If your worried about having a closed farm yourself then are you going to be buying a buck that's been tested? Just a thought  

I bought all of my goats not tested and I just pulled all of their blood myself last month, thankfully they all came back negative.  I will now only buy goats that have been tested and come back negative at least twice.  I learned a very hard lesson from a friends hardship and CL last month.  

It's so much easier for me to lease a buck here.  I can actually buy one for $50 but then I have to worry about selling him.


----------



## Rence (Jun 14, 2009)

Freemotion, you're not alone. There are many goats here that I would love to lease, but like you, I'm encountering closed herds. They're for sale only.
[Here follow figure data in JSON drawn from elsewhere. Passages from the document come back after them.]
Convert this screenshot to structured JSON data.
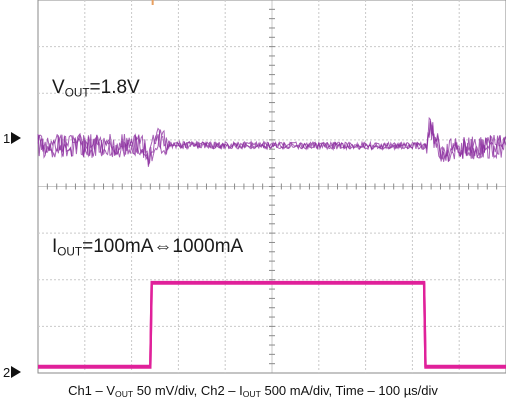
{
  "chart_data": {
    "type": "line",
    "title": "",
    "xlabel": "",
    "ylabel": "",
    "x_div_count": 10,
    "y_div_count": 8,
    "grid": true,
    "channels": [
      {
        "id": "ch1",
        "marker": "1",
        "color": "#8a2b9e",
        "quantity": "VOUT",
        "scale": "50 mV/div",
        "level": "1.8V",
        "points": [
          {
            "t_div": 0.0,
            "offset_div": 0.0
          },
          {
            "t_div": 2.3,
            "offset_div": 0.0
          },
          {
            "t_div": 2.35,
            "offset_div": -0.45
          },
          {
            "t_div": 2.5,
            "offset_div": 0.15
          },
          {
            "t_div": 2.8,
            "offset_div": 0.02
          },
          {
            "t_div": 8.3,
            "offset_div": 0.0
          },
          {
            "t_div": 8.35,
            "offset_div": 0.45
          },
          {
            "t_div": 8.6,
            "offset_div": -0.1
          },
          {
            "t_div": 10.0,
            "offset_div": 0.0
          }
        ]
      },
      {
        "id": "ch2",
        "marker": "2",
        "color": "#e0219a",
        "quantity": "IOUT",
        "scale": "500 mA/div",
        "step_from": "100mA",
        "step_to": "1000mA",
        "points": [
          {
            "t_div": 0.0,
            "value_mA": 100
          },
          {
            "t_div": 2.4,
            "value_mA": 100
          },
          {
            "t_div": 2.43,
            "value_mA": 1000
          },
          {
            "t_div": 8.25,
            "value_mA": 1000
          },
          {
            "t_div": 8.28,
            "value_mA": 100
          },
          {
            "t_div": 10.0,
            "value_mA": 100
          }
        ]
      }
    ],
    "timebase": "100 µs/div"
  },
  "annotations": {
    "vout": {
      "sym": "V",
      "sub": "OUT",
      "value": "=1.8V"
    },
    "iout": {
      "sym": "I",
      "sub": "OUT",
      "value": "=100mA⇔1000mA"
    }
  },
  "caption": {
    "ch1_prefix": "Ch1 – V",
    "ch1_sub": "OUT",
    "ch1_scale": " 50 mV/div, Ch2 – I",
    "ch2_sub": "OUT",
    "ch2_rest": " 500 mA/div,  Time – 100 µs/div"
  },
  "markers": {
    "ch1": "1",
    "ch2": "2"
  },
  "colors": {
    "grid": "#c9c9c9",
    "frame": "#8a8a8a",
    "ch1": "#8a2b9e",
    "ch2": "#e0219a"
  }
}
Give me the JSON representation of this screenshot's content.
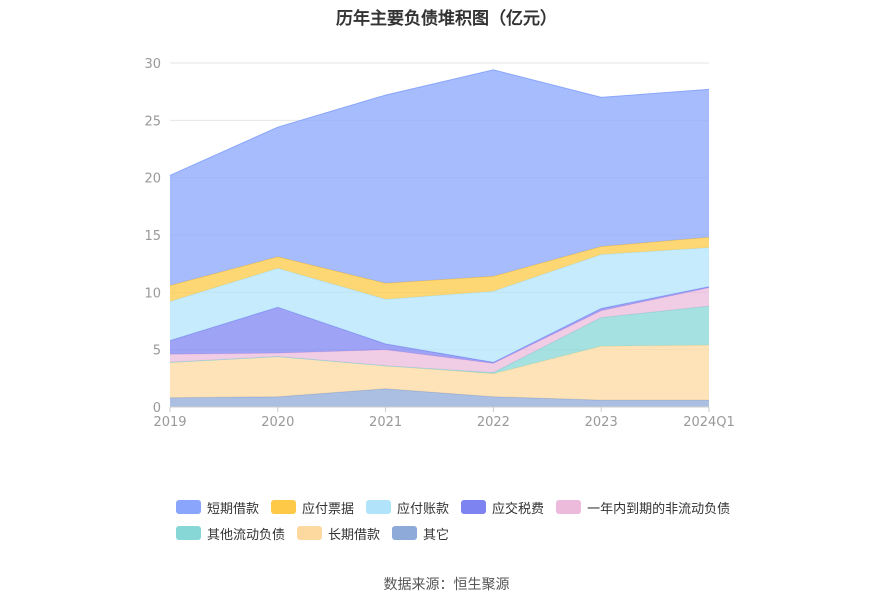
{
  "title": "历年主要负债堆积图（亿元）",
  "source": "数据来源：恒生聚源",
  "chart_data": {
    "type": "area",
    "stacked": true,
    "categories": [
      "2019",
      "2020",
      "2021",
      "2022",
      "2023",
      "2024Q1"
    ],
    "ylim": [
      0,
      30
    ],
    "yticks": [
      "0",
      "5",
      "10",
      "15",
      "20",
      "25",
      "30"
    ],
    "grid": true,
    "legend_position": "bottom",
    "series": [
      {
        "name": "其它",
        "color": "#8eaad8",
        "values": [
          0.8,
          0.9,
          1.6,
          0.9,
          0.6,
          0.6
        ]
      },
      {
        "name": "长期借款",
        "color": "#fdd9a0",
        "values": [
          3.1,
          3.5,
          2.0,
          2.0,
          4.7,
          4.8
        ]
      },
      {
        "name": "其他流动负债",
        "color": "#87d7d6",
        "values": [
          0.0,
          0.0,
          0.0,
          0.1,
          2.5,
          3.4
        ]
      },
      {
        "name": "一年内到期的非流动负债",
        "color": "#ecbbdc",
        "values": [
          0.7,
          0.3,
          1.4,
          0.8,
          0.6,
          1.6
        ]
      },
      {
        "name": "应交税费",
        "color": "#7d84f1",
        "values": [
          1.2,
          4.0,
          0.5,
          0.1,
          0.2,
          0.1
        ]
      },
      {
        "name": "应付账款",
        "color": "#b1e4fb",
        "values": [
          3.4,
          3.4,
          3.9,
          6.2,
          4.7,
          3.4
        ]
      },
      {
        "name": "应付票据",
        "color": "#fec947",
        "values": [
          1.4,
          1.0,
          1.4,
          1.3,
          0.7,
          0.9
        ]
      },
      {
        "name": "短期借款",
        "color": "#8aa6fc",
        "values": [
          9.6,
          11.3,
          16.4,
          18.0,
          13.0,
          12.9
        ]
      }
    ]
  },
  "legend": {
    "rows": [
      [
        {
          "label": "短期借款",
          "color": "#8aa6fc"
        },
        {
          "label": "应付票据",
          "color": "#fec947"
        },
        {
          "label": "应付账款",
          "color": "#b1e4fb"
        },
        {
          "label": "应交税费",
          "color": "#7d84f1"
        },
        {
          "label": "一年内到期的非流动负债",
          "color": "#ecbbdc"
        }
      ],
      [
        {
          "label": "其他流动负债",
          "color": "#87d7d6"
        },
        {
          "label": "长期借款",
          "color": "#fdd9a0"
        },
        {
          "label": "其它",
          "color": "#8eaad8"
        }
      ]
    ]
  }
}
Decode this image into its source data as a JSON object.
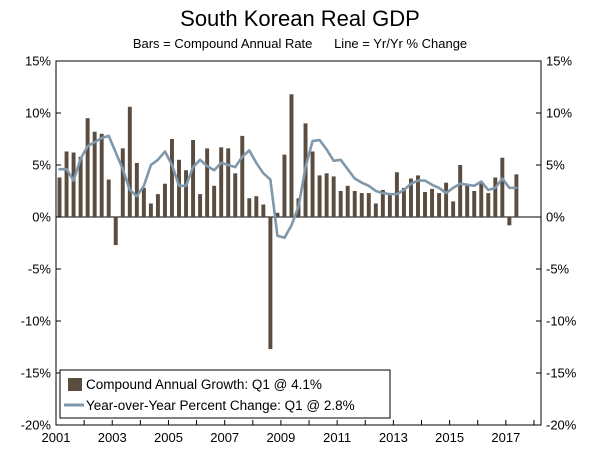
{
  "chart_data": {
    "type": "bar+line",
    "title": "South Korean Real GDP",
    "subtitle": "Bars = Compound Annual Rate      Line = Yr/Yr % Change",
    "xlabel": "",
    "ylabel": "",
    "ylim": [
      -20,
      15
    ],
    "y_ticks": [
      15,
      10,
      5,
      0,
      -5,
      -10,
      -15,
      -20
    ],
    "y_tick_labels": [
      "15%",
      "10%",
      "5%",
      "0%",
      "-5%",
      "-10%",
      "-15%",
      "-20%"
    ],
    "x_tick_labels": [
      "2001",
      "2003",
      "2005",
      "2007",
      "2009",
      "2011",
      "2013",
      "2015",
      "2017"
    ],
    "x_tick_years": [
      2001,
      2003,
      2005,
      2007,
      2009,
      2011,
      2013,
      2015,
      2017
    ],
    "x_range": [
      2001.0,
      2018.25
    ],
    "legend_position": "bottom-left",
    "series": [
      {
        "name": "Compound Annual Growth: Q1 @ 4.1%",
        "kind": "bar",
        "color": "#5a4d40",
        "start_year": 2001,
        "start_quarter": 1,
        "values": [
          3.8,
          6.3,
          6.2,
          5.8,
          9.5,
          8.2,
          8.0,
          3.6,
          -2.7,
          6.6,
          10.6,
          5.2,
          2.8,
          1.3,
          2.2,
          3.2,
          7.5,
          5.5,
          4.5,
          7.4,
          2.2,
          6.6,
          3.0,
          6.7,
          6.6,
          4.2,
          7.8,
          1.8,
          2.0,
          1.2,
          -12.7,
          0.4,
          6.0,
          11.8,
          1.8,
          9.0,
          6.3,
          4.0,
          4.2,
          3.9,
          2.5,
          3.0,
          2.5,
          2.3,
          2.3,
          1.3,
          2.6,
          2.3,
          4.3,
          2.8,
          3.7,
          4.0,
          2.4,
          2.7,
          2.3,
          3.3,
          1.5,
          5.0,
          3.2,
          2.5,
          3.4,
          2.3,
          3.8,
          5.7,
          -0.8,
          4.1
        ]
      },
      {
        "name": "Year-over-Year Percent Change: Q1 @ 2.8%",
        "kind": "line",
        "color": "#7f98ab",
        "start_year": 2001,
        "start_quarter": 1,
        "values": [
          4.6,
          4.6,
          3.5,
          5.6,
          6.8,
          7.2,
          7.6,
          7.8,
          6.2,
          4.6,
          2.6,
          2.0,
          3.0,
          5.0,
          5.5,
          6.3,
          5.0,
          3.0,
          3.0,
          4.8,
          5.5,
          4.9,
          4.5,
          5.2,
          5.0,
          4.8,
          5.8,
          6.4,
          5.2,
          4.2,
          3.6,
          -1.8,
          -2.0,
          -0.8,
          1.0,
          4.8,
          7.3,
          7.4,
          6.5,
          5.4,
          5.5,
          4.6,
          3.7,
          3.3,
          3.0,
          2.5,
          2.3,
          2.2,
          2.2,
          2.6,
          3.2,
          3.5,
          3.5,
          3.1,
          2.8,
          2.3,
          2.8,
          3.2,
          3.1,
          3.0,
          3.4,
          2.6,
          2.8,
          3.7,
          2.8,
          2.8
        ]
      }
    ]
  }
}
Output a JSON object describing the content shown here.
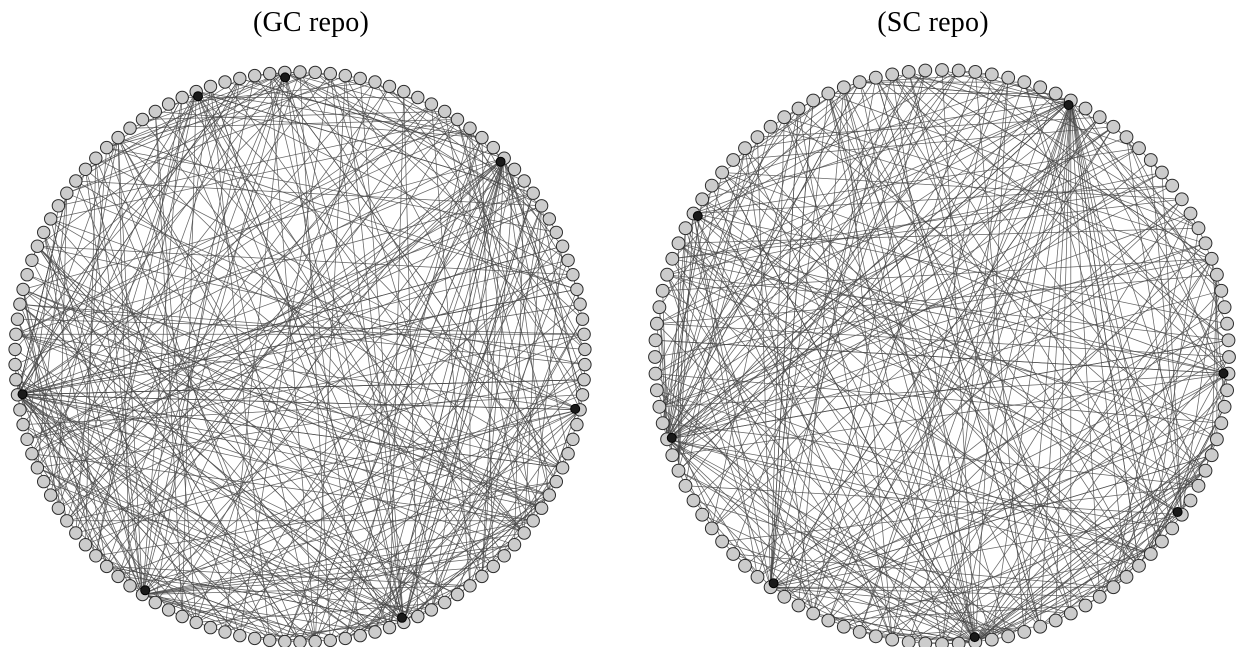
{
  "figure": {
    "panels": [
      {
        "id": "gc",
        "caption": "(GC repo)"
      },
      {
        "id": "sc",
        "caption": "(SC repo)"
      }
    ]
  },
  "colors": {
    "node_fill": "#cccccc",
    "node_stroke": "#2b2b2b",
    "edge": "#4a4a4a",
    "hub": "#1a1a1a"
  }
}
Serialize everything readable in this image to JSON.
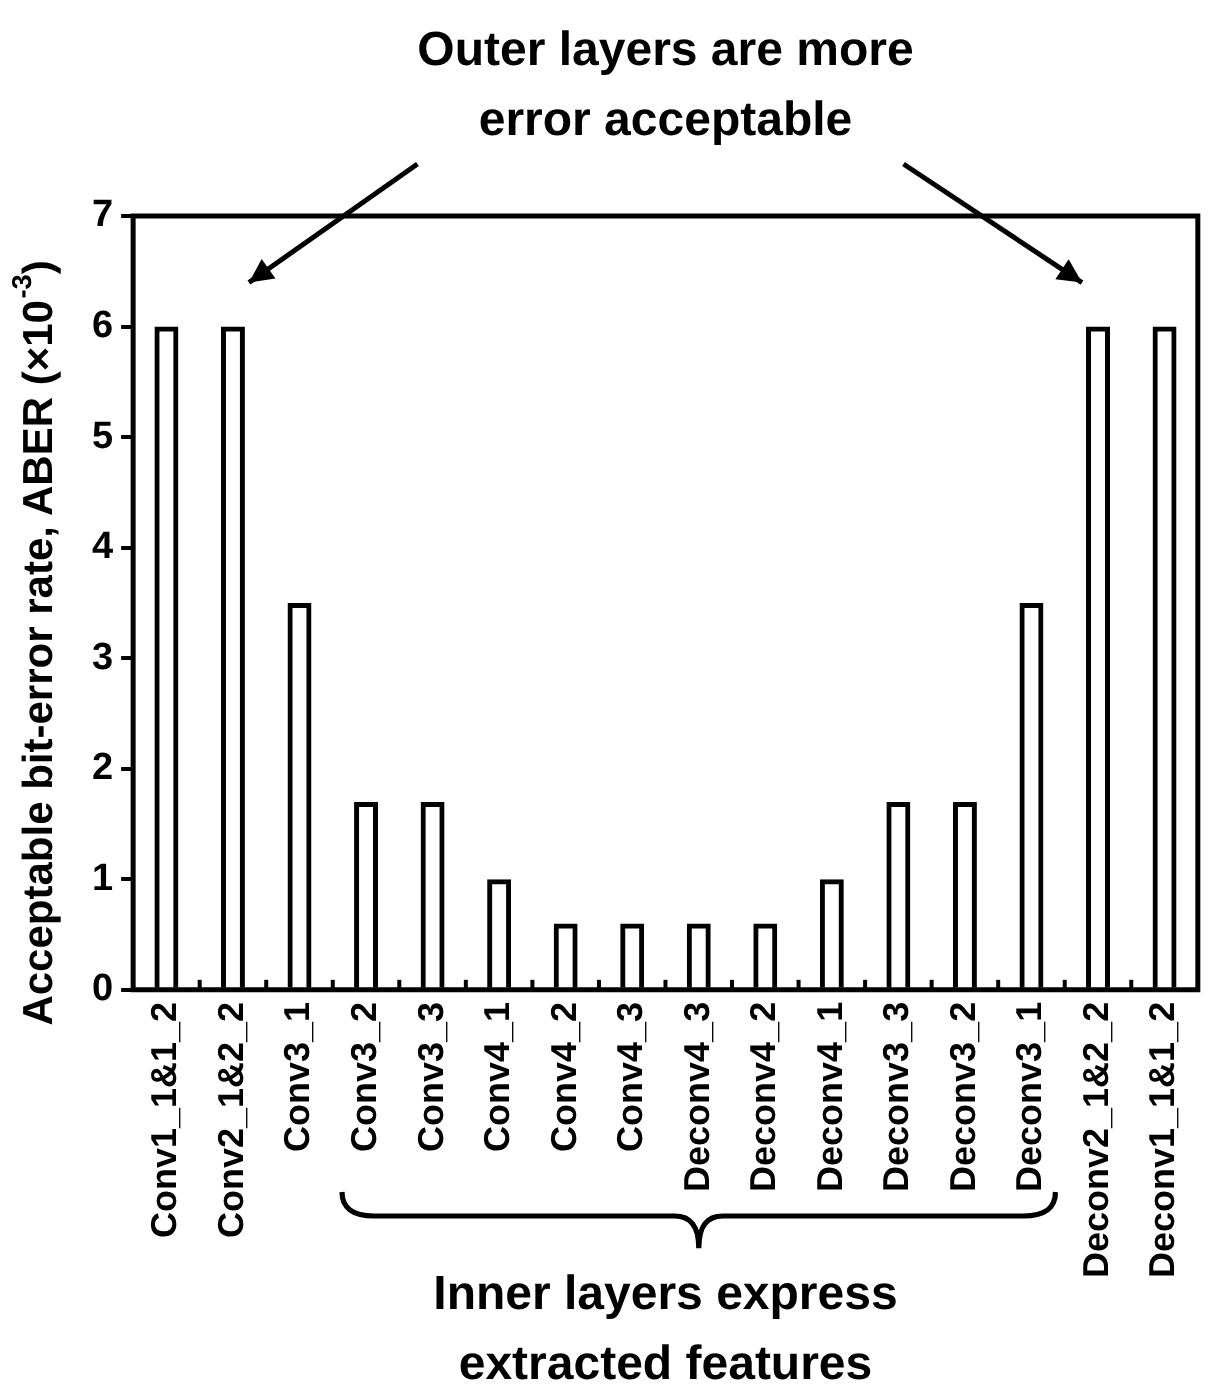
{
  "chart_data": {
    "type": "bar",
    "ylabel": "Acceptable bit-error rate, ABER (×10$^{-3}$)",
    "categories": [
      "Conv1_1&1_2",
      "Conv2_1&2_2",
      "Conv3_1",
      "Conv3_2",
      "Conv3_3",
      "Conv4_1",
      "Conv4_2",
      "Conv4_3",
      "Deconv4_3",
      "Deconv4_2",
      "Deconv4_1",
      "Deconv3_3",
      "Deconv3_2",
      "Deconv3_1",
      "Deconv2_1&2_2",
      "Deconv1_1&1_2"
    ],
    "values": [
      6,
      6,
      3.5,
      1.7,
      1.7,
      1,
      0.6,
      0.6,
      0.6,
      0.6,
      1,
      1.7,
      1.7,
      3.5,
      6,
      6
    ],
    "color": "#000000",
    "ylim": [
      0,
      7
    ],
    "yticks": [
      0,
      1,
      2,
      3,
      4,
      5,
      6,
      7
    ],
    "annotations": [
      "Outer layers are more error acceptable",
      "Inner layers express extracted features"
    ],
    "legend": false,
    "grid": false
  }
}
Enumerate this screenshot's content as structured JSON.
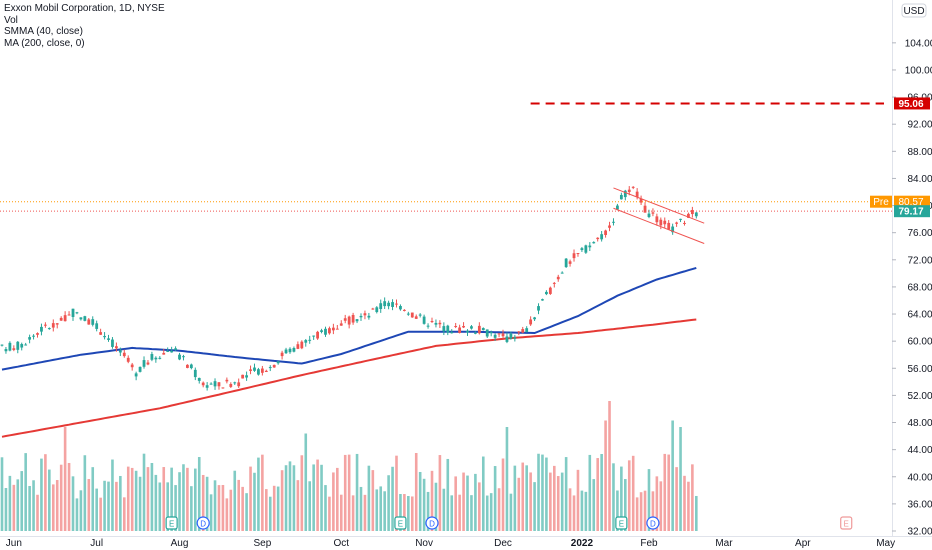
{
  "legend": {
    "title": "Exxon Mobil Corporation, 1D, NYSE",
    "vol": "Vol",
    "smma": "SMMA (40, close)",
    "ma": "MA (200, close, 0)"
  },
  "currency_button": "USD",
  "colors": {
    "up": "#26a69a",
    "down": "#ef5350",
    "vol_up": "#80cbc4",
    "vol_down": "#f4a3a2",
    "smma": "#1e47b5",
    "ma200": "#e53935",
    "target": "#d50000",
    "pre": "#ff9800",
    "event_green": "#26a69a",
    "event_blue": "#2962ff",
    "event_red": "#ef9a9a"
  },
  "chart_data": {
    "type": "candlestick",
    "title": "Exxon Mobil Corporation, 1D, NYSE",
    "yaxis_ticks": [
      "104.00",
      "100.00",
      "96.00",
      "92.00",
      "88.00",
      "84.00",
      "80.00",
      "76.00",
      "72.00",
      "68.00",
      "64.00",
      "60.00",
      "56.00",
      "52.00",
      "48.00",
      "44.00",
      "40.00",
      "36.00",
      "32.00"
    ],
    "xaxis_ticks": [
      "Jun",
      "Jul",
      "Aug",
      "Sep",
      "Oct",
      "Nov",
      "Dec",
      "2022",
      "Feb",
      "Mar",
      "Apr",
      "May"
    ],
    "ylim": [
      32,
      106
    ],
    "price_anchors": [
      [
        0,
        58.9
      ],
      [
        5,
        59.5
      ],
      [
        10,
        61.8
      ],
      [
        14,
        62.6
      ],
      [
        18,
        64.1
      ],
      [
        22,
        63.1
      ],
      [
        26,
        61.1
      ],
      [
        30,
        58.4
      ],
      [
        34,
        55.5
      ],
      [
        38,
        57.6
      ],
      [
        43,
        58.8
      ],
      [
        47,
        56.7
      ],
      [
        51,
        53.8
      ],
      [
        55,
        53.5
      ],
      [
        60,
        54.0
      ],
      [
        64,
        55.6
      ],
      [
        68,
        56.2
      ],
      [
        72,
        58.5
      ],
      [
        78,
        60.2
      ],
      [
        83,
        61.8
      ],
      [
        89,
        63.2
      ],
      [
        93,
        63.8
      ],
      [
        97,
        65.5
      ],
      [
        101,
        65.3
      ],
      [
        105,
        63.6
      ],
      [
        110,
        62.4
      ],
      [
        114,
        61.8
      ],
      [
        119,
        61.9
      ],
      [
        124,
        61.2
      ],
      [
        128,
        60.4
      ],
      [
        133,
        61.7
      ],
      [
        137,
        65.6
      ],
      [
        140,
        68.6
      ],
      [
        143,
        71.5
      ],
      [
        147,
        73.2
      ],
      [
        151,
        75.1
      ],
      [
        154,
        76.8
      ],
      [
        157,
        81.1
      ],
      [
        160,
        82.4
      ],
      [
        163,
        79.4
      ],
      [
        166,
        77.8
      ],
      [
        170,
        76.6
      ],
      [
        173,
        77.9
      ],
      [
        176,
        79.1
      ]
    ],
    "smma_40": [
      [
        0,
        55.8
      ],
      [
        20,
        58.0
      ],
      [
        33,
        59.0
      ],
      [
        45,
        58.6
      ],
      [
        60,
        57.6
      ],
      [
        76,
        56.7
      ],
      [
        86,
        58.1
      ],
      [
        103,
        61.4
      ],
      [
        118,
        61.4
      ],
      [
        135,
        61.2
      ],
      [
        146,
        63.7
      ],
      [
        156,
        66.7
      ],
      [
        166,
        69.1
      ],
      [
        176,
        70.8
      ]
    ],
    "ma_200": [
      [
        0,
        45.9
      ],
      [
        20,
        48.0
      ],
      [
        40,
        50.1
      ],
      [
        60,
        52.8
      ],
      [
        76,
        55.0
      ],
      [
        94,
        57.3
      ],
      [
        110,
        59.3
      ],
      [
        128,
        60.4
      ],
      [
        146,
        61.2
      ],
      [
        166,
        62.5
      ],
      [
        176,
        63.2
      ]
    ],
    "volume_scale": "relative",
    "target_line": 95.06,
    "channel_upper": [
      [
        155,
        82.6
      ],
      [
        178,
        77.4
      ]
    ],
    "channel_lower": [
      [
        155,
        79.6
      ],
      [
        178,
        74.4
      ]
    ],
    "last_price": 79.17,
    "pre_market_price": 80.57,
    "events": [
      {
        "letter": "E",
        "type": "earnings"
      },
      {
        "letter": "D",
        "type": "dividend"
      },
      {
        "letter": "E",
        "type": "earnings"
      },
      {
        "letter": "D",
        "type": "dividend"
      },
      {
        "letter": "E",
        "type": "earnings"
      },
      {
        "letter": "D",
        "type": "dividend"
      },
      {
        "letter": "E",
        "type": "earnings-upcoming"
      }
    ]
  },
  "price_labels": {
    "target": "95.06",
    "pre_tag": "Pre",
    "pre_value": "80.57",
    "last_value": "79.17"
  }
}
I don't blame them. I don't lease out my bucks either and someone asked if they could bring a doe here and have my buck breed her and I said no.  I've really spent a lot of time, money and effort to try and keep my goats healthy.  When I bought that new buck, he was segregated for two months. He came from a herd that is checked yearly. I didn't ask for documentation though...in this case I trusted the reputation of the breeder and didn't even think to ask. I suppose I should have.


----------



## alba (Jun 14, 2009)

These are reasons why I want to freeze some of my buck's sperm before he is wethered. This way if later I decide to keep only does, I will have a supply of sperm in the freezer for whenever I need it.  And I would know who it came from.

I enjoy having my boys around though. The Nigerian boys are very gentle and playful. Maybe even more personable than my does.  If I am not mistaken they are fertile all year round so I don't think they exactly have a rut period.


----------



## freemotion (Jun 14, 2009)

alba, have you found info on freezing goat semen?  When I was in the horse world, freezing semen was an expensive proposition.  Collection must be done by experienced people with correct collecting equipment, the collection has to be centrifuged and separated for freezing, and freezing is a science in itself.  Storage costs money, too, and must be done properly for the sperm to be viable.  Even so, some viability is lost and there is a limited "shelf life," but I have no clue as to how fragile goat semen is compared to bulls or stallions.


----------



## alba (Jun 14, 2009)

thanks  :/


----------



## freemotion (Jun 14, 2009)

Sorry......wish it were "icecube trays and a turkey baster!"


----------